“我收的不是赵家的江山,而是我们刘家的江山。”昌平大长公主完全不吃独女的撒娇,凉凉道:“是我刘嫣的江山,也是你周瑾心的江山。”
“做翁主与做王太女是截然不同的。公主与翁主的汤沐邑无法传给后世子孙,所以才要拼了命地圈地捞钱。可藩王不同。藩王的领地是能世袭的。”
她起身到女儿面前,将她用以计算花销的麻纸夺过, 揉成一团并掷在女儿的脚边:“到了国中之主了,钱只是数字,权和人口才是最重要的。”
“有权有人又有地,何愁没有黄金入账。”她附身把女儿的算盘打乱,嘱咐道:“只要这点铜钱不出南越地,迟早会以税收的名义回到咱的口袋。即使这些铜钱出了南越地,有你表兄在,难道关中还能看着咱们饿死。”
“诺。”周翁主老实听训,随即把成果报给昌平大长公主。
“赵家子孙的爪牙还没清理干净?”昌平大长公主看向义纵,后者起身拱手拜道:“毕竟是您名义上的表兄弟,小婿不敢擅作主张。”

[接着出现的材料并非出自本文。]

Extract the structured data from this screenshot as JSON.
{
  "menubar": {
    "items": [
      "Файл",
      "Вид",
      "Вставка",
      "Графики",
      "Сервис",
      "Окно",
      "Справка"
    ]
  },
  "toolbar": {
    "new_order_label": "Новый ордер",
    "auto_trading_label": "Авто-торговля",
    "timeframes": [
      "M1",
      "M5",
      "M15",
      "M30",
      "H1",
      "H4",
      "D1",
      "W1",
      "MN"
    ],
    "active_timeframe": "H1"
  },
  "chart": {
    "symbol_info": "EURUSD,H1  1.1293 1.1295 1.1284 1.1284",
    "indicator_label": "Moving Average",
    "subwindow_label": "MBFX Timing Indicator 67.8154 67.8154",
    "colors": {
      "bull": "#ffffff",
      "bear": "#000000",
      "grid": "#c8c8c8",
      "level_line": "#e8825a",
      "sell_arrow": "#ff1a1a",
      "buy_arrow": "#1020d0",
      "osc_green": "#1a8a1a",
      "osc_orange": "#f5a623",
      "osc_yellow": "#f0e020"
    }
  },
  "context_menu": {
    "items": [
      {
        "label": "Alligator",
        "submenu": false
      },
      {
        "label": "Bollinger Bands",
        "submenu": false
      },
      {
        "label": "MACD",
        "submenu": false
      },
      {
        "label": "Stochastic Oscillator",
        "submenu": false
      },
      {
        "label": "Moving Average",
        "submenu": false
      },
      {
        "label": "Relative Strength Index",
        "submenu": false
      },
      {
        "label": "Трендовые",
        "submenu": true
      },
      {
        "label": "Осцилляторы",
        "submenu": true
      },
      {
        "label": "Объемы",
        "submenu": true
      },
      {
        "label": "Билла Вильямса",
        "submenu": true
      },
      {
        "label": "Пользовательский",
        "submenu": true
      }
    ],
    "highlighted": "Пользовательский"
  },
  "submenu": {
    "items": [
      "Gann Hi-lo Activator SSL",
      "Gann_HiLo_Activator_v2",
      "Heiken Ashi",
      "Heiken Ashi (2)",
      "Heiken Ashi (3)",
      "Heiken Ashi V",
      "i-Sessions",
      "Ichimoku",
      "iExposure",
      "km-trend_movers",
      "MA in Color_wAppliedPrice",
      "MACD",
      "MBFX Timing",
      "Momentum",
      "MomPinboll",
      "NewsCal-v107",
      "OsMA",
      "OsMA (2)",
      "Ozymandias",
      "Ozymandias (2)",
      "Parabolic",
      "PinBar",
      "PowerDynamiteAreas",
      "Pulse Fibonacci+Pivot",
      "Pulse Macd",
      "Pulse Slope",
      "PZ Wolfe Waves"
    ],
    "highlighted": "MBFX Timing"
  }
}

昌平大长公主脸色微霁,向回来复命的公主仆道:“把南越的御史中尉给孤拖来。”
“诺。”公主仆与义纵对视一眼,立刻带着千名汉军去挨家挨户地找被王子之乱吓得瑟瑟发抖的南越御史与按兵不动的中尉。
皇天不负有心人,在金钱构成的先入好感与关中允诺的大武力下,公主仆的任务完成得非常漂亮,不一会儿就把人拽到公主面前。